So this is the official end to my time away from writing newsletters. I started the year with a bottling week (bottled 17 new wines), then had a 98 day harvest, a quick trip to the UK selling wine and some fun in France. I am back now and ready to release the first wine of the year. We are going to start with a red “The life of a Black Valentine”. This wine is dedicated to the Black Valentine […or mistress] of the South African wine industry and also forms part of the search in true SA wine-identity.
Back in the day, say 35 years ago or so, our more senior winemakers made fabulous wines, which turned out to age so very well. If these wines were stored in the correct way, they turned out to be beautiful, fine and elegant wines with spectacular freshness. The era thereafter though, winemakers aimed for super extracted heavy-oaked wines – more new world style wines. It turned out that the newer era’s wines aged differently. So what exactly did those older winemakers do to their wines that made a 35-year old wine taste so fresh and elegant? Of course there are many angles to this answer, but one possibility I find quite spectacular.
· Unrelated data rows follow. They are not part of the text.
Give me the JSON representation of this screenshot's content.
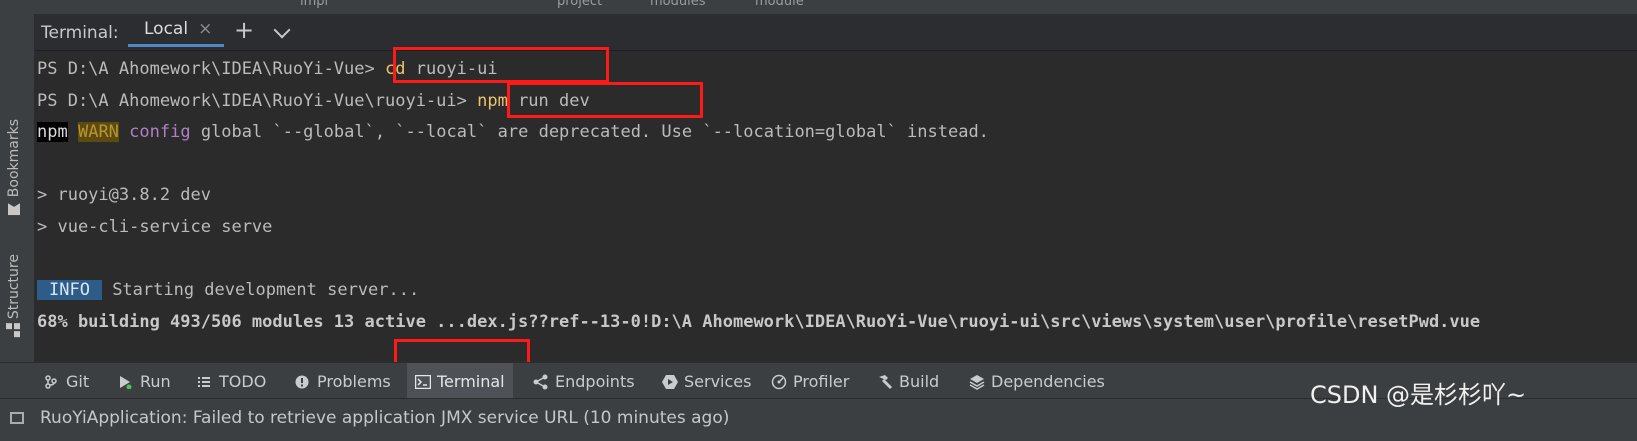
{
  "top_strip": {
    "crumbs": [
      "impl",
      "project",
      "modules",
      "module"
    ]
  },
  "left_sidebar": {
    "bookmarks_label": "Bookmarks",
    "structure_label": "Structure"
  },
  "terminal_header": {
    "title": "Terminal:",
    "tab_label": "Local",
    "close_glyph": "×",
    "new_tab_glyph": "+"
  },
  "terminal": {
    "line1_prompt": "PS D:\\A Ahomework\\IDEA\\RuoYi-Vue> ",
    "line1_cmd": "cd",
    "line1_arg": " ruoyi-ui",
    "line2_prompt": "PS D:\\A Ahomework\\IDEA\\RuoYi-Vue\\ruoyi-ui> ",
    "line2_cmd": "npm",
    "line2_arg": " run dev",
    "line3_npm": "npm",
    "line3_warn": "WARN",
    "line3_config": "config",
    "line3_rest": " global `--global`, `--local` are deprecated. Use `--location=global` instead.",
    "line4": "> ruoyi@3.8.2 dev",
    "line5": "> vue-cli-service serve",
    "line6_badge": "INFO",
    "line6_text": " Starting development server...",
    "line7": "68% building 493/506 modules 13 active ...dex.js??ref--13-0!D:\\A Ahomework\\IDEA\\RuoYi-Vue\\ruoyi-ui\\src\\views\\system\\user\\profile\\resetPwd.vue"
  },
  "tool_windows": [
    {
      "label": "Git",
      "icon": "git-branch-icon"
    },
    {
      "label": "Run",
      "icon": "run-icon"
    },
    {
      "label": "TODO",
      "icon": "todo-list-icon"
    },
    {
      "label": "Problems",
      "icon": "problems-icon"
    },
    {
      "label": "Terminal",
      "icon": "terminal-icon",
      "active": true
    },
    {
      "label": "Endpoints",
      "icon": "endpoints-icon"
    },
    {
      "label": "Services",
      "icon": "services-icon"
    },
    {
      "label": "Profiler",
      "icon": "profiler-icon"
    },
    {
      "label": "Build",
      "icon": "build-hammer-icon"
    },
    {
      "label": "Dependencies",
      "icon": "dependencies-icon"
    }
  ],
  "status_bar": {
    "message": "RuoYiApplication: Failed to retrieve application JMX service URL (10 minutes ago)"
  },
  "watermark": "CSDN @是杉杉吖~",
  "colors": {
    "highlight_box": "#ff1a1a",
    "active_tab_underline": "#4a88c7",
    "command_yellow": "#e8c46a",
    "info_badge": "#2d5c88"
  }
}
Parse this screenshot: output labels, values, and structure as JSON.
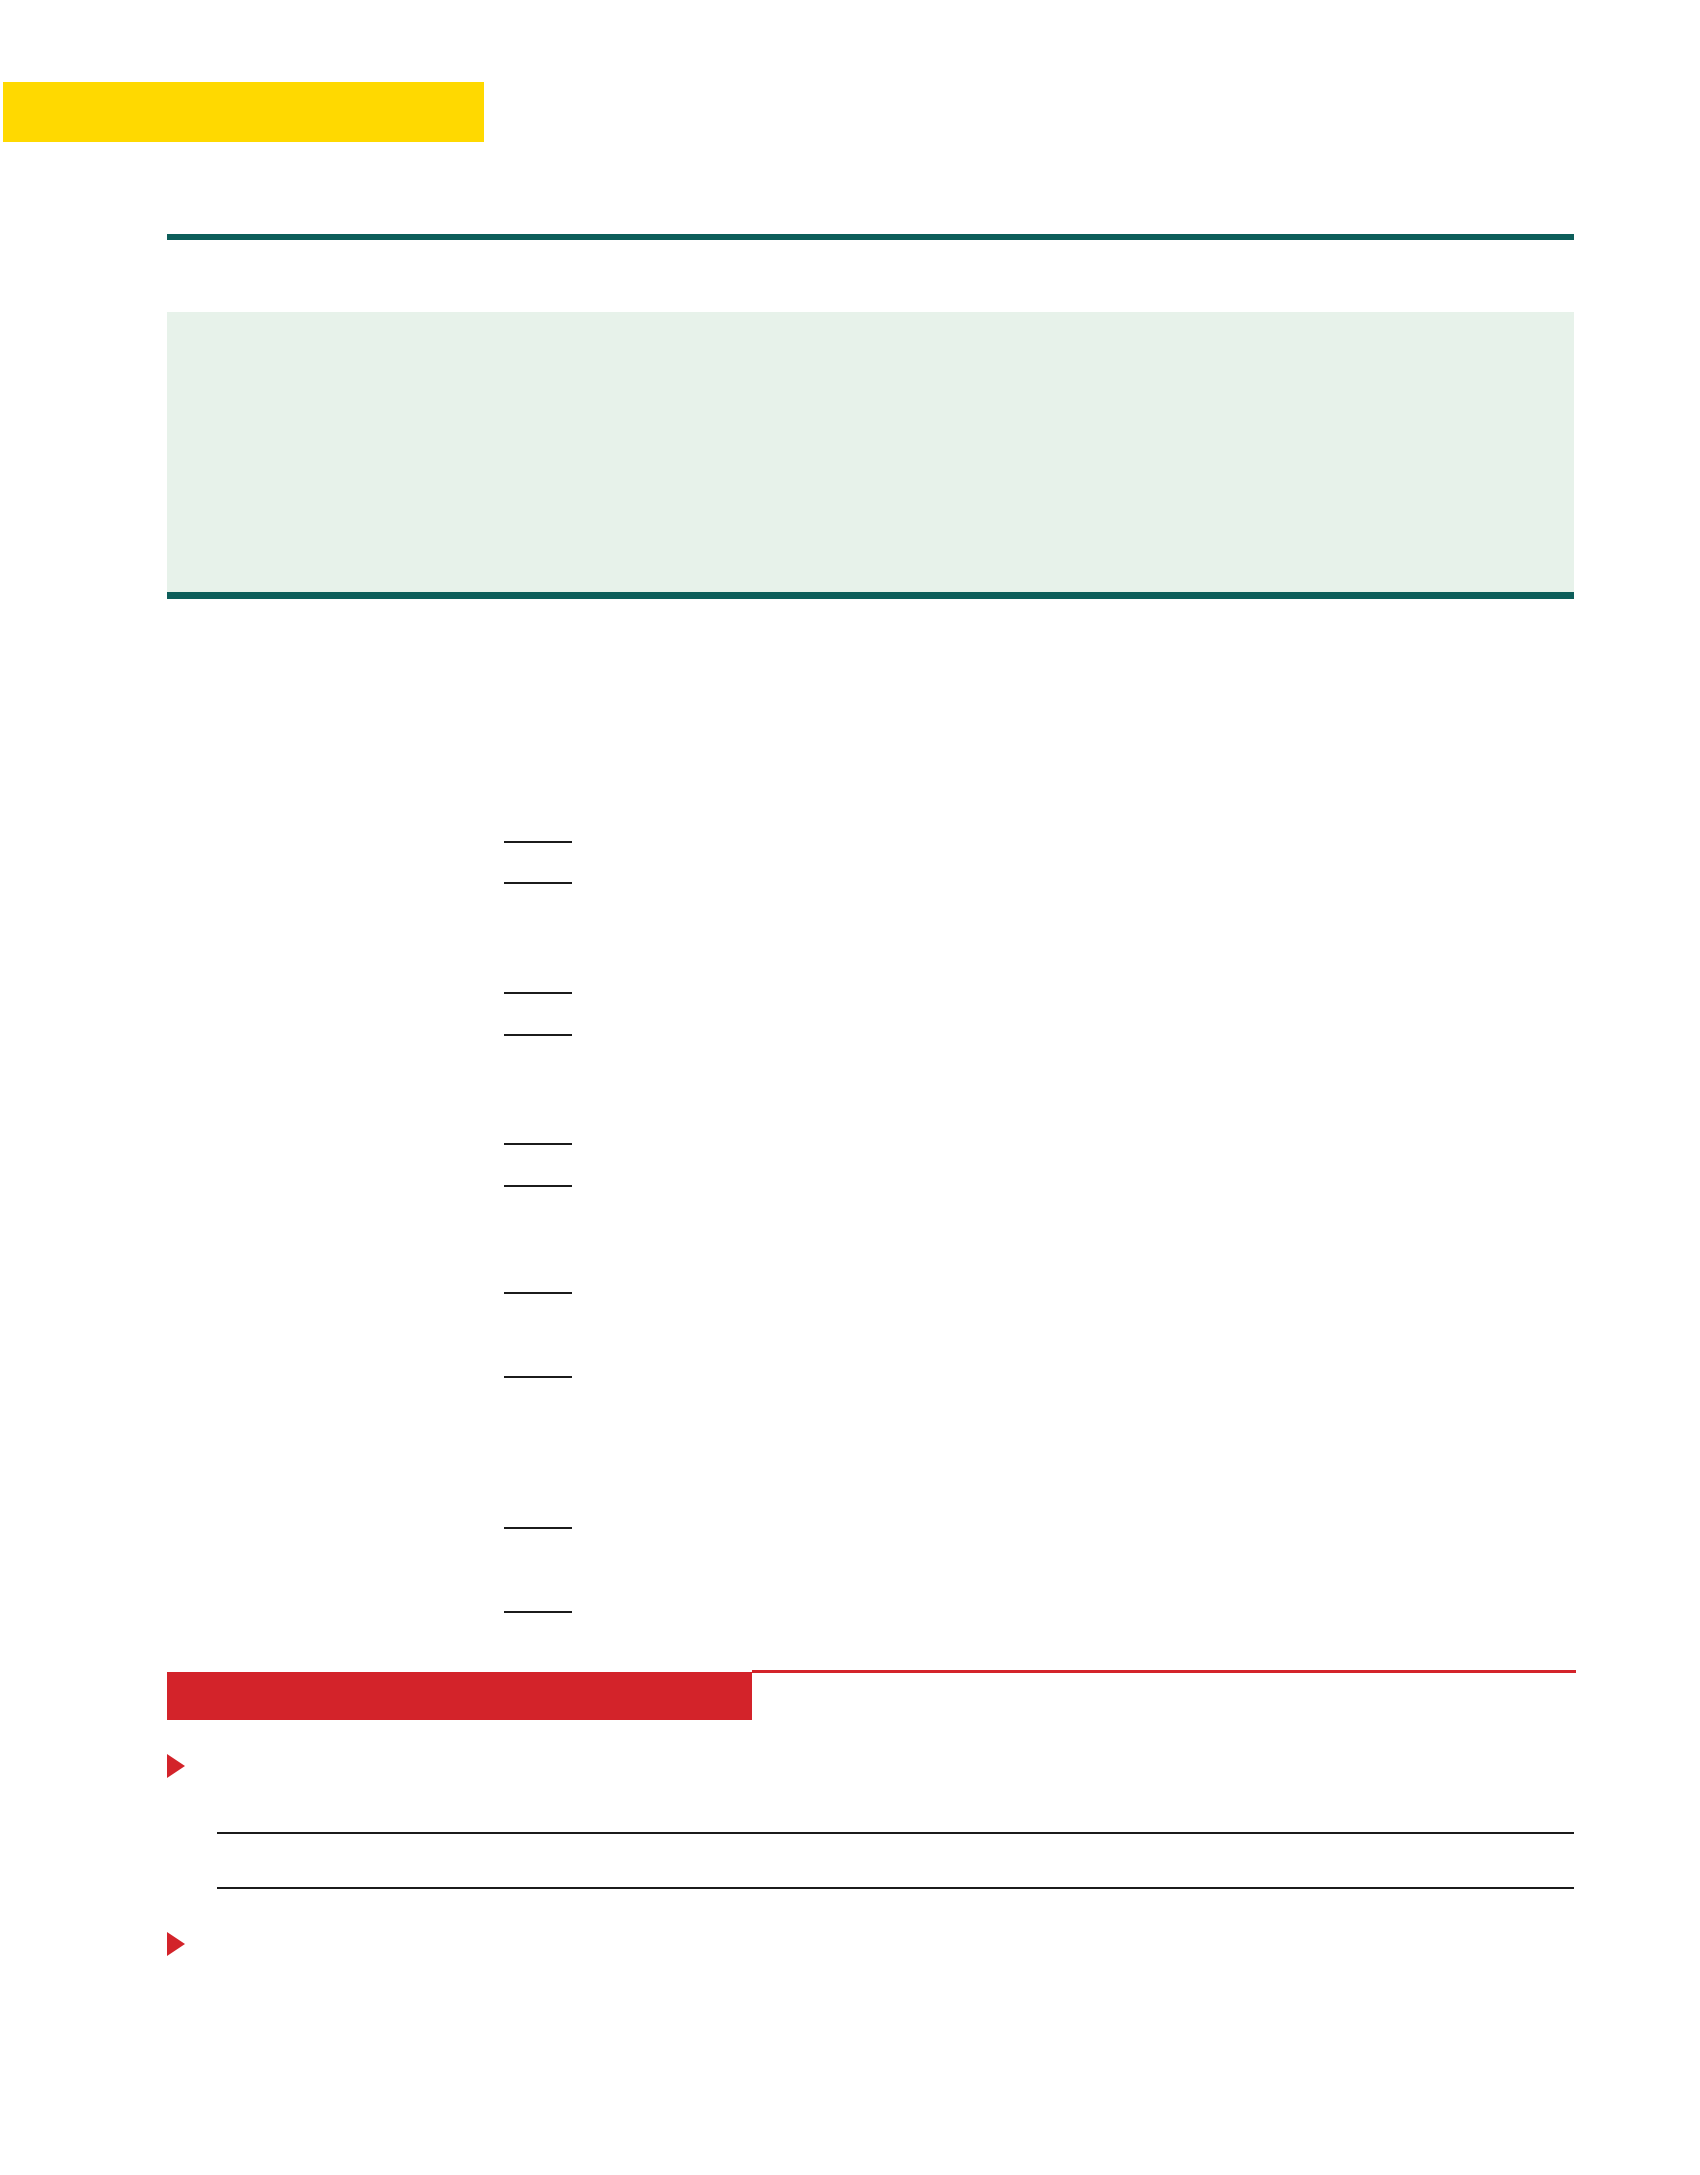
{
  "colors": {
    "highlight_tab": "#ffd900",
    "rule_teal": "#0d5e5a",
    "panel_mint": "#e7f2ea",
    "accent_red": "#d3232a",
    "ink": "#1b1b1b"
  },
  "icons": {
    "bullet": "red-triangle-bullet-icon"
  }
}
On the labels of these older wines they would mention only one varietal. Apparently this was not the case… In those days the basic pumps, which transported crushed grapes to the tank, struggled when it came to cultivars with super small berries. The amount of juice vs. skin was too little and the skins blocked the pumps. So they needed a lubricant. A consumable one. They made a plan – they would pick Cinsaut the day before harvesting the cultivars with small berries. Cinsaut has huge berries with thin skins, in other words: lots of juice. The crushed Cinsaut would lie in a tank with a little pipe running towards the pump, lubricating the lesser-juiced varietal with Cinsaut to enable the pump to handle the pressure. This had a dual function: firstly the pump would work and secondly they were changing a lower-priced varietal into a higher-priced varietal. Of course they had to keep this secret and subsequently only declared one varietal on the main label. But the one thing they probably didn’t realize at the time was that – and this is the important bit – Cinsaut’s typical characteristics are those of fresh strawberries and cherries, with a lighter tannin structure and older vineyards would produce very “perfumy” wines.
So many of these older wines have a large chunk of Cinsaut in – no-one really knows how much, but there is speculation that it is the Cinsaut indeed that is giving life to these older wines – the elegance and freshness. What confirms the suspicion are wines like old Chateau Libertas. It is a known fact that they used massive amounts of Cinsaut in those wines.
And as the South African wine industry is constantly searching for its own unique identity and style, I think Cinsaut is part of the puzzle.